You may remember Garrison Keillor's take-off on the Odyssey, in which Ulysses forgoes the chance to party on pillaged wine after the Trojan War in order to return to Ithaca and his beloved Penelope -- and work to combat urban sprawl and preserve green space. As they are driven by the wind to the island of the Cyclops, Ulysses asks his helmsman about the one-eyed monsters on shore.

"Cyclops, eh. . . Is it a cyclop or a cyclops?"

"I don't know. I'm only a helmsman," is the frantic reply as monsters roar in the background and the crew gives cries of alarm.

"Well, find out. Bring up the dictionary," says Ulysses amid the sounds of crunching. "I would just like to know the correct name for it. If I didn't learn anything else at Cornell, at least I learned accuracy. . . "

That really is Ithaca . . .that really is Cornell.

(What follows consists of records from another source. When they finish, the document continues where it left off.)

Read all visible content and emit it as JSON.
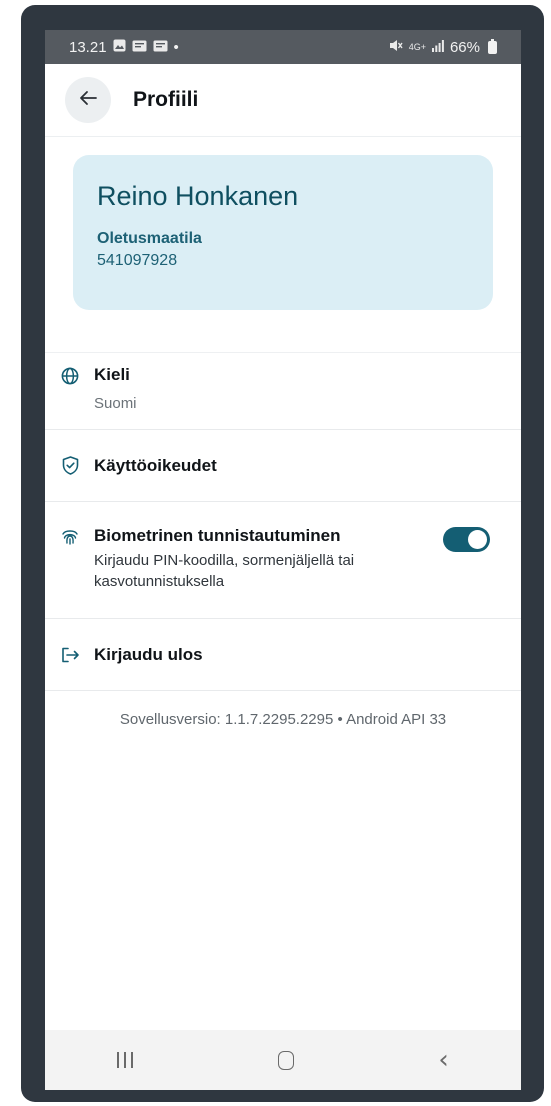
{
  "status_bar": {
    "time": "13.21",
    "left_icons": [
      "image-icon",
      "message-icon",
      "message-icon"
    ],
    "dot": "•",
    "right_icons": [
      "mute-icon",
      "signal-4g-icon",
      "signal-icon"
    ],
    "signal_label": "4G+",
    "battery_text": "66%",
    "battery_level": 0.66
  },
  "app_bar": {
    "back_icon": "arrow-left-icon",
    "title": "Profiili"
  },
  "profile_card": {
    "name": "Reino Honkanen",
    "farm": "Oletusmaatila",
    "id": "541097928"
  },
  "settings": {
    "language": {
      "icon": "globe-icon",
      "title": "Kieli",
      "value": "Suomi"
    },
    "rights": {
      "icon": "shield-check-icon",
      "title": "Käyttöoikeudet"
    },
    "biometric": {
      "icon": "fingerprint-icon",
      "title": "Biometrinen tunnistautuminen",
      "description": "Kirjaudu PIN-koodilla, sormenjäljellä tai kasvotunnistuksella",
      "enabled": true
    },
    "logout": {
      "icon": "logout-icon",
      "title": "Kirjaudu ulos"
    }
  },
  "version_text": "Sovellusversio: 1.1.7.2295.2295 • Android API 33",
  "colors": {
    "accent": "#145e73",
    "card_bg": "#dbeef5",
    "card_text": "#0f4f60",
    "frame": "#2f3740"
  },
  "nav_bar": [
    "recent-apps-icon",
    "home-icon",
    "back-icon"
  ]
}
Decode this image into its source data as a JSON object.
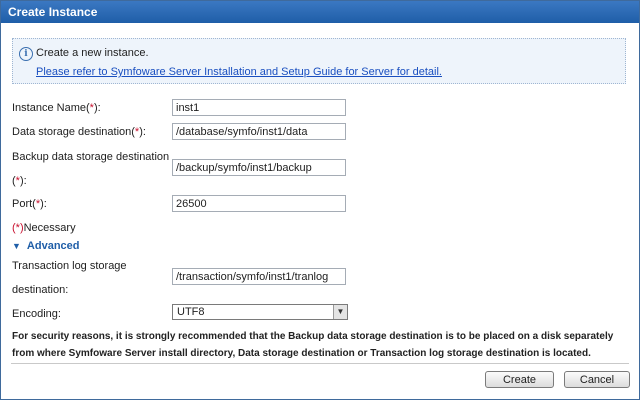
{
  "dialog": {
    "title": "Create Instance"
  },
  "info": {
    "icon": "info-icon",
    "message": "Create a new instance.",
    "link": "Please refer to Symfoware Server Installation and Setup Guide for Server for detail."
  },
  "form": {
    "instance_name": {
      "label": "Instance Name(",
      "req": "*",
      "tail": "):",
      "value": "inst1"
    },
    "data_storage": {
      "label": "Data storage destination(",
      "req": "*",
      "tail": "):",
      "value": "/database/symfo/inst1/data"
    },
    "backup_storage": {
      "label_line1": "Backup data storage destination",
      "label_line2_pre": "(",
      "req": "*",
      "label_line2_post": "):",
      "value": "/backup/symfo/inst1/backup"
    },
    "port": {
      "label": "Port(",
      "req": "*",
      "tail": "):",
      "value": "26500"
    },
    "necessary": {
      "req": "(*)",
      "text": "Necessary"
    }
  },
  "advanced": {
    "label": "Advanced",
    "toggle_icon": "triangle-down-icon",
    "transaction_log": {
      "label_line1": "Transaction log storage",
      "label_line2": "destination:",
      "value": "/transaction/symfo/inst1/tranlog"
    },
    "encoding": {
      "label": "Encoding:",
      "value": "UTF8"
    }
  },
  "warning": "For security reasons, it is strongly recommended that the Backup data storage destination is to be placed on a disk separately from where Symfoware Server install directory, Data storage destination or Transaction log storage destination is located.",
  "buttons": {
    "create": "Create",
    "cancel": "Cancel"
  },
  "colors": {
    "titlebar": "#2a6bb7",
    "required": "#c8102e",
    "link": "#1a4fc0",
    "accent": "#1f5ea8"
  }
}
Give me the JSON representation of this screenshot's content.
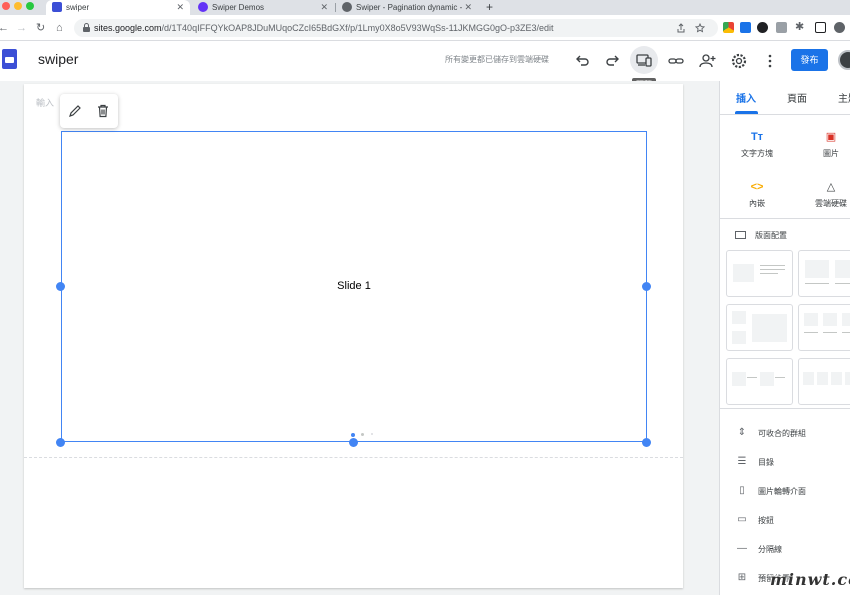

A number of us had occasion to reflect upon that sense of place again this spring at the AmmonsFest -- a weekend celebration of Cornell's own A. R. Ammons and his works, which now include nearly 30 books of poetry. The event included readings by several of Archie Ammons' former students including poets Kenneth McClane, the W.E.B. Dubois Professor of Literature at Cornell, Cynthia Bond, Nancy Viera Couto, Alice Fulton and Angela Shaw, and talks by Roald Hoffmann, Harvard critic Helen Vendler, and a reading of his poetry by A.R. Ammons himself.

I had the pleasure of introducing Archie at that event, and I found it to be an enjoyably daunting task. A.R. Ammons is a man who spent the first 17 years of his life on a North Carolina farm -- with 50
acres and a mule and the family Bible as the only book in the house -- but who today is viewed as one of America's greatest poets. He has won two National Book Awards, a Robert Frost Medal, a MacArthur award, but his most lasting achievement may be the coffee conversations he has with students and colleagues at the Temple of Zeus and in his Goldwin Smith office, where he has long worked with an open door.

One of Archie Ammons's special gifts is his ability to draw richly upon his perception of the natural world, which he observes with the skill of the science major he once was and the competent naturalist he remains today. Yet Archie's meticulous descriptions are only a beginning -- an entree into a world of reflections that forces the reader to become involved. Archie Ammons is of this place, and yet he transcends this place -- and in so doing he creates a sense of place wherever he goes . . . for himself and for those who have come to know him through word and deed.

I hope you will feel a continuing bond with this place when you leave Schoellkopf Field today. I hope that you will remember the role it played in making you who you are and what you will yet become; and that, having experienced it here, you will create a sense of place for yourself wherever in the world you now may go.

One of Archie Ammons's poems is called "Salute." It seems like an especially good way to send you off:

May happiness
pursue you,

catch you
often, and,
should it
lose you,
be waiting
ahead, making

a clearing
for you.

Class of 1998, candidates for advanced degrees: Congratulations and best wishes to you all.